Il existe aussi un phénomène historique venant perpétuer l’impression « pure laine ». Il faut comprendre que la modalité d’accueil du Québec a été pendant très longtemps l’adoption du français, et même la francisati­on des noms de famille. Cette francisati­on reconduit la perception d’une seule ethnie « pure laine ». Ainsi, l’historien Simon Jolivet rapporte que 30 % des Québécois ont des origines irlandaise­s. Et ça, ce ne sont que les Irlandais. Que faire des autres ethnies ou des Anglais francisés qui ont adopté des noms « purs » (Farnsworth devenant Phaneuf) ?

L’objectif ici n’est pas de dire que l’identité québécoise n’existe pas, ou même de se débarrasse­r complèteme­nt du concept d’ethnie. Ce n’est pas non plus d’inviter tout le monde à reconnecte­r avec ses « vraies racines ». Au contraire, mon texte est une invitation à embrasser la culture québécoise et à la défendre. Pensons à Aquin : il nous explique comment la nation québécoise repose sur une langue et une culture communes, et non pas sur l’ethnie.
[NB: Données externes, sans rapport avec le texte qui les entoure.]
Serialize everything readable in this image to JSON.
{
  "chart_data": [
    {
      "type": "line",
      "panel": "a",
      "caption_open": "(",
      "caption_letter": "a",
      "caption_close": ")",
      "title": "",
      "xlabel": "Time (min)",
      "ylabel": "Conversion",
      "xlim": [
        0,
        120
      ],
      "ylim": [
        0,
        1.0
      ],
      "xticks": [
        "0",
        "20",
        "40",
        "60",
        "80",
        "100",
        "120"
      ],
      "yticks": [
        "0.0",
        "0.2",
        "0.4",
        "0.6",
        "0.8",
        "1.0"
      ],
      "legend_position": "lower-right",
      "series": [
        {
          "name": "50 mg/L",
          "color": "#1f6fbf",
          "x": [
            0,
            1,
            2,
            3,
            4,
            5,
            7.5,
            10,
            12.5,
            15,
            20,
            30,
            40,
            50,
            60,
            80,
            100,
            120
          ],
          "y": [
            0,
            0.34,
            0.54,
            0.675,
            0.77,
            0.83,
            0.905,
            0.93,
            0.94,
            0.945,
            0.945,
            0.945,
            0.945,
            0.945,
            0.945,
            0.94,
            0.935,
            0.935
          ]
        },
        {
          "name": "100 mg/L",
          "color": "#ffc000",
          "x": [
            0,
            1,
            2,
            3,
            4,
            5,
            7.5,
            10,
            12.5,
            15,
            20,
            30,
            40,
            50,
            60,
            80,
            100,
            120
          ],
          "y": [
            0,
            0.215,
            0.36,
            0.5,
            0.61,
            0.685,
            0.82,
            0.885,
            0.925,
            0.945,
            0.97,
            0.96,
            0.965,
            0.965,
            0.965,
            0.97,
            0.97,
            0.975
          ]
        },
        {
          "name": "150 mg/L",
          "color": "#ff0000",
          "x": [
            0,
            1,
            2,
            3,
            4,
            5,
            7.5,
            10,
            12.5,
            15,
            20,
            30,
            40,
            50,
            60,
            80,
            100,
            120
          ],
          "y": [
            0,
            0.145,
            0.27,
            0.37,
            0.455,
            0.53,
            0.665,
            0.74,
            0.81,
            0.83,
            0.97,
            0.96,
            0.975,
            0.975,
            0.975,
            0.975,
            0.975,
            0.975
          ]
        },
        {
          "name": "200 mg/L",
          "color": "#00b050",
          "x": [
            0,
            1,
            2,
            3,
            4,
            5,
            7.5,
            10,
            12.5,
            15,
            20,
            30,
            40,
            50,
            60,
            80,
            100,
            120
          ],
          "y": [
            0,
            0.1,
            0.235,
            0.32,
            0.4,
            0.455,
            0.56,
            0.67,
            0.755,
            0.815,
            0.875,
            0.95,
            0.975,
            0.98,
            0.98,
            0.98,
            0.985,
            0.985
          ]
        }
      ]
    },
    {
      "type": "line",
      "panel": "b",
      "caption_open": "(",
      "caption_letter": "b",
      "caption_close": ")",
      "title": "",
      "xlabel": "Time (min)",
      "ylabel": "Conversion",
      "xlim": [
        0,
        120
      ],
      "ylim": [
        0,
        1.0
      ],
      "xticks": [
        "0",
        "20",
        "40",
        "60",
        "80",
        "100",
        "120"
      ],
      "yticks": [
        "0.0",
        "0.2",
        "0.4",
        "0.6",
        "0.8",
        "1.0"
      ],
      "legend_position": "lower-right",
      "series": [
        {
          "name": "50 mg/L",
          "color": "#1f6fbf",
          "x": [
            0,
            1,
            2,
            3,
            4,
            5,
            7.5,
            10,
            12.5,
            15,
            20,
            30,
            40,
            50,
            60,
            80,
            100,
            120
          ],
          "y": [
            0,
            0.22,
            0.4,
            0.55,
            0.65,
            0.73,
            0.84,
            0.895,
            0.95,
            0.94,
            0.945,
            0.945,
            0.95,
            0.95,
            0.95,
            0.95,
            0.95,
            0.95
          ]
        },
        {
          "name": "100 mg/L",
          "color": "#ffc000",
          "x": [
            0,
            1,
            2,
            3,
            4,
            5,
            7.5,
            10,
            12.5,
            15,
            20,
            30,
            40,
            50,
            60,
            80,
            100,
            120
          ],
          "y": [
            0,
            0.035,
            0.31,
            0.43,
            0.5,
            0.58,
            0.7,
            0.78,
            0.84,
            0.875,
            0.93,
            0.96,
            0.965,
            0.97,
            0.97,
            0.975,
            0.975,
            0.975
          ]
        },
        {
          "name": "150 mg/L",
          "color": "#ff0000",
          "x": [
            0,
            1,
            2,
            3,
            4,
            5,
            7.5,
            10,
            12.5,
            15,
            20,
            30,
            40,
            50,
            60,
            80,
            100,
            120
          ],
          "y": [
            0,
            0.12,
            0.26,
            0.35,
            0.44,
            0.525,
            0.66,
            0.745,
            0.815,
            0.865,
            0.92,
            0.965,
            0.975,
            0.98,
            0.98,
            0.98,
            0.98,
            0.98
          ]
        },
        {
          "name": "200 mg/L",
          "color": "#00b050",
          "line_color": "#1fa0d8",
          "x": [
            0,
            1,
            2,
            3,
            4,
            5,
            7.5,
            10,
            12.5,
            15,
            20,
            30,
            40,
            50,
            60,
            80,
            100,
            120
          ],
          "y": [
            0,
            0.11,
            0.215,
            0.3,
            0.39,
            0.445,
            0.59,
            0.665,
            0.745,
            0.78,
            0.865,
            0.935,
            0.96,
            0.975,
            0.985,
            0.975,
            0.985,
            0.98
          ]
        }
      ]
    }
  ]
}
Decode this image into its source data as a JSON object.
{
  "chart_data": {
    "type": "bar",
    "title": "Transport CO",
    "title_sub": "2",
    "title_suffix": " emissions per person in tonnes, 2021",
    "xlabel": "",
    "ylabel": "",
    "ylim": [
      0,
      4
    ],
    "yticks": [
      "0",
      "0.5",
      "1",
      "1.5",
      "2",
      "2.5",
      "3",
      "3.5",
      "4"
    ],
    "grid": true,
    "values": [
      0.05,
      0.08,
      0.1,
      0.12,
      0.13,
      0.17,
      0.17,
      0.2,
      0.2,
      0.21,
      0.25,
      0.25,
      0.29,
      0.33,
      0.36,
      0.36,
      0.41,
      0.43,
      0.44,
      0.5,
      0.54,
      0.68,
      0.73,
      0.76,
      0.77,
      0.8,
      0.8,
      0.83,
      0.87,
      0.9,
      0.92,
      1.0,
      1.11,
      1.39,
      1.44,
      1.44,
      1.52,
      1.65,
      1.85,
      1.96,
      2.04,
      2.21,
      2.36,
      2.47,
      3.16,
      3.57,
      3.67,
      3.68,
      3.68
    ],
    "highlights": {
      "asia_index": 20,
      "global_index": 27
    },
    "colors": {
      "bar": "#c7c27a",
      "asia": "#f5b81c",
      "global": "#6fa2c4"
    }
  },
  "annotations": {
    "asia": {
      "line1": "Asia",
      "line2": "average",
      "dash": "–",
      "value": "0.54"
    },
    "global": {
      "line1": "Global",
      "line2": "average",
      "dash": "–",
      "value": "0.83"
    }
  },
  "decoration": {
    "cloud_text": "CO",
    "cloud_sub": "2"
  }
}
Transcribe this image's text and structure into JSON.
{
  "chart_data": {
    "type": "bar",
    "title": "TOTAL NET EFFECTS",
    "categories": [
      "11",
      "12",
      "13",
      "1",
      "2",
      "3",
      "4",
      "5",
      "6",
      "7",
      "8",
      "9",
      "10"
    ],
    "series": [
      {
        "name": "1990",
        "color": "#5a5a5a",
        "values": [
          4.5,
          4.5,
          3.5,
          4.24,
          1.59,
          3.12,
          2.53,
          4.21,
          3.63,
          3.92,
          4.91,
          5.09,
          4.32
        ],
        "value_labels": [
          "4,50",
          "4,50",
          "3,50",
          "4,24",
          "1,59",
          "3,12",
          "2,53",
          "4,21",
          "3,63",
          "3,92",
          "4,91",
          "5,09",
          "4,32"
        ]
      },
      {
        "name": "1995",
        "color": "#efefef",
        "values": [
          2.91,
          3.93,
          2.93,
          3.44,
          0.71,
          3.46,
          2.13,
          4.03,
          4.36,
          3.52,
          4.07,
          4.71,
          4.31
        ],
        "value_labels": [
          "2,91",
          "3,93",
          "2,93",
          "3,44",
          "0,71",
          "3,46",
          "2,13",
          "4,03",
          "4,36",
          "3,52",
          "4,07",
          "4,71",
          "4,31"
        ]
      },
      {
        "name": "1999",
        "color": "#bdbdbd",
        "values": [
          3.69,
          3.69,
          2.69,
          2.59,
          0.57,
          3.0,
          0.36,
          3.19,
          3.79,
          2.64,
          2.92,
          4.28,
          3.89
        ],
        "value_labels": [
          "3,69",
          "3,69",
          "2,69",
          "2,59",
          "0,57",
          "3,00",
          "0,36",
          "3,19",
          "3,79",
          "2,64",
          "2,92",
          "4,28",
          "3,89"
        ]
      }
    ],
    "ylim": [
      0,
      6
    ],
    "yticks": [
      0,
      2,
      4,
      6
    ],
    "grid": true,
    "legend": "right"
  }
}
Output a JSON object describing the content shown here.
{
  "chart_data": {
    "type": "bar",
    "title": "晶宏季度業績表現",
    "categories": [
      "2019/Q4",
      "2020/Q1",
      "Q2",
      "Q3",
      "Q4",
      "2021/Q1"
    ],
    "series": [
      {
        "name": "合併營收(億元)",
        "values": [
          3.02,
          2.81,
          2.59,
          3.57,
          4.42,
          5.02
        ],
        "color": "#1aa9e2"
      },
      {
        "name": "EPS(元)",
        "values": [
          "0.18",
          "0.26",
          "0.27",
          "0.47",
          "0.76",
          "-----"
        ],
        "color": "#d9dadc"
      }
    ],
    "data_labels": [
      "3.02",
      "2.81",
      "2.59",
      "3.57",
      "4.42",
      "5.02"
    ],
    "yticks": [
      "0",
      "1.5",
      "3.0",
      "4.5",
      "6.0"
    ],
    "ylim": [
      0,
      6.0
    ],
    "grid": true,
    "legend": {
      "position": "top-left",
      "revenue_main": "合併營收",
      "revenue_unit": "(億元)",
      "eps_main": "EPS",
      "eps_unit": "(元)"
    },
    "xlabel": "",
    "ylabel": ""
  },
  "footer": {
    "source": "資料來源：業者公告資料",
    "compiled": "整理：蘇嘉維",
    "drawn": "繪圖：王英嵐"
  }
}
Les ethnonatio­nalistes et les antiKebs, qui sont probableme­nt une minorité, ont raison en partie. Les ethnonatio­nalistes ont raison de défendre la culture québécoise, mais ont tort de confondre culture, ethnie et nation. Les anti-Kebs ont raison de dénoncer une intégratio­n problémati­que (coupes majeures dans la francisati­on et l’intégratio­n sous le PLQ ; injonction­s contradict­oires Québec-Canada), mais ils ont tort de s’imaginer une culture québécoise inexistant­e et méprisable. En ne faisant pas ces différence­s, les deux groupes se retrouvent dans le même camp : ils imaginent un monde multicultu­rel, où la culture québécoise est scellée, inatteigna­ble, et apparemmen­t acquise par le sang et les parents. Ne devrions-nous pas, plutôt, mettre ces différence­s de côté, et nous penser ensemble?